If my calculations are correct, when this baby hits 88 miles per hour…

That just leaves us with creepy Harrison Wells from Earth-2, who reminds us that “this Earth is my Earth-2.” As much as he appears to be going along and helping the team, this whole world is expendable, if that’s what it takes to get his daughter back. Is he working against the team and for Zoom? Is that why he killed the Turtle, or did he know that the team of do-gooders would never go along with the extremes Wells would have to go to in order to get something useful from the Turtle? Whose side is Wells really on, or is he playing both and waiting to throw in with one side until he can see which will prevail?

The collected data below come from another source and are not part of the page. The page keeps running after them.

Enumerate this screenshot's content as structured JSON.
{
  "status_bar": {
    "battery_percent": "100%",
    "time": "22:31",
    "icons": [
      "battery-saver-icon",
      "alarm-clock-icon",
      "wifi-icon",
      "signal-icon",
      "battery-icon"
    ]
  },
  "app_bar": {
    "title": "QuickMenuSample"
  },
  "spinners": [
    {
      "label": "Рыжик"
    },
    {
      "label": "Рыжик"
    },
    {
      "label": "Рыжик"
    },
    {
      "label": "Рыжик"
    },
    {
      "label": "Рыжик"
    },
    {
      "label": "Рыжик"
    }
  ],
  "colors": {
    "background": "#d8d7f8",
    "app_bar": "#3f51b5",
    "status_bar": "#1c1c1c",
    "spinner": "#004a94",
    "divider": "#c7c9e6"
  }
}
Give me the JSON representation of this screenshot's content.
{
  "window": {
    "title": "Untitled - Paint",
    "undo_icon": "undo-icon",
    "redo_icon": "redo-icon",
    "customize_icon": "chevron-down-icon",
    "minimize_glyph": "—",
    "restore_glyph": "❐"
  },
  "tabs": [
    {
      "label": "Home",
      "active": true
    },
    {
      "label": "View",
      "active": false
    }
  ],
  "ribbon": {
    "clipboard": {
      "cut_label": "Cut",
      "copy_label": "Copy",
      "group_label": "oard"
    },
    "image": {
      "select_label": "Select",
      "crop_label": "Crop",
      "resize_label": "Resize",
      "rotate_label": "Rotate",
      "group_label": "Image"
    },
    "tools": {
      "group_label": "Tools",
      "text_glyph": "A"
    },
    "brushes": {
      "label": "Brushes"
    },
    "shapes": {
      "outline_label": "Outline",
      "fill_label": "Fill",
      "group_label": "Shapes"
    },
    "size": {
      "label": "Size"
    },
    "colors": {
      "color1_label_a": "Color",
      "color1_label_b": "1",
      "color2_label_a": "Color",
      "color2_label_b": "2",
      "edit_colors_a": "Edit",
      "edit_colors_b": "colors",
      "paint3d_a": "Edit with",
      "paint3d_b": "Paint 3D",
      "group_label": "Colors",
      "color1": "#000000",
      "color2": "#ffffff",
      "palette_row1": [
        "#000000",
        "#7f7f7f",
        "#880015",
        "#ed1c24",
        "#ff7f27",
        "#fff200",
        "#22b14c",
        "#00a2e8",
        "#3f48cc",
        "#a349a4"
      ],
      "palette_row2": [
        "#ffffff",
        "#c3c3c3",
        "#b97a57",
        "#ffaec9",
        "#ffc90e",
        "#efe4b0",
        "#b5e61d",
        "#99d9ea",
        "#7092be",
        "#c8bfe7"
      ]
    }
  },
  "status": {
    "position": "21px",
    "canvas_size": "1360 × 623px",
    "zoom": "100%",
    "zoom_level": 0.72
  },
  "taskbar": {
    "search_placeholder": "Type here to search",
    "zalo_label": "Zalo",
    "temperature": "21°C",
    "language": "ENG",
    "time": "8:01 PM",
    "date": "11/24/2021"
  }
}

Last thought for this week… it looks like our next “monster of the week” is Tar Pit. Since the return from the mid-season break, we’ve had the Turtle (slows the Flash), Reverse-Flash (matches speed with the Flash), and now Tar Pit (who, again, slows the Flash). The world of The Flash is full of much more colorful villains whose abilities are not directly speed related nor dependent upon the Flash’s speed in order to be effective. We’ve already seen a few. As a Spartacus fan, I have loved seeing the casting choices The CW has made between The Flash and Arrow. We’ve got Weather Wizard and Captain Boomerang (currently imprisoned on Lian Yu with Deathstroke). We’ve seen Rainbow Raider and Double Down (last working for Damien Darhk in Star City). And there are so many more villains on the table. Please, let’s see some more villains who face the Flash using their own unique abilities, not Barry’s.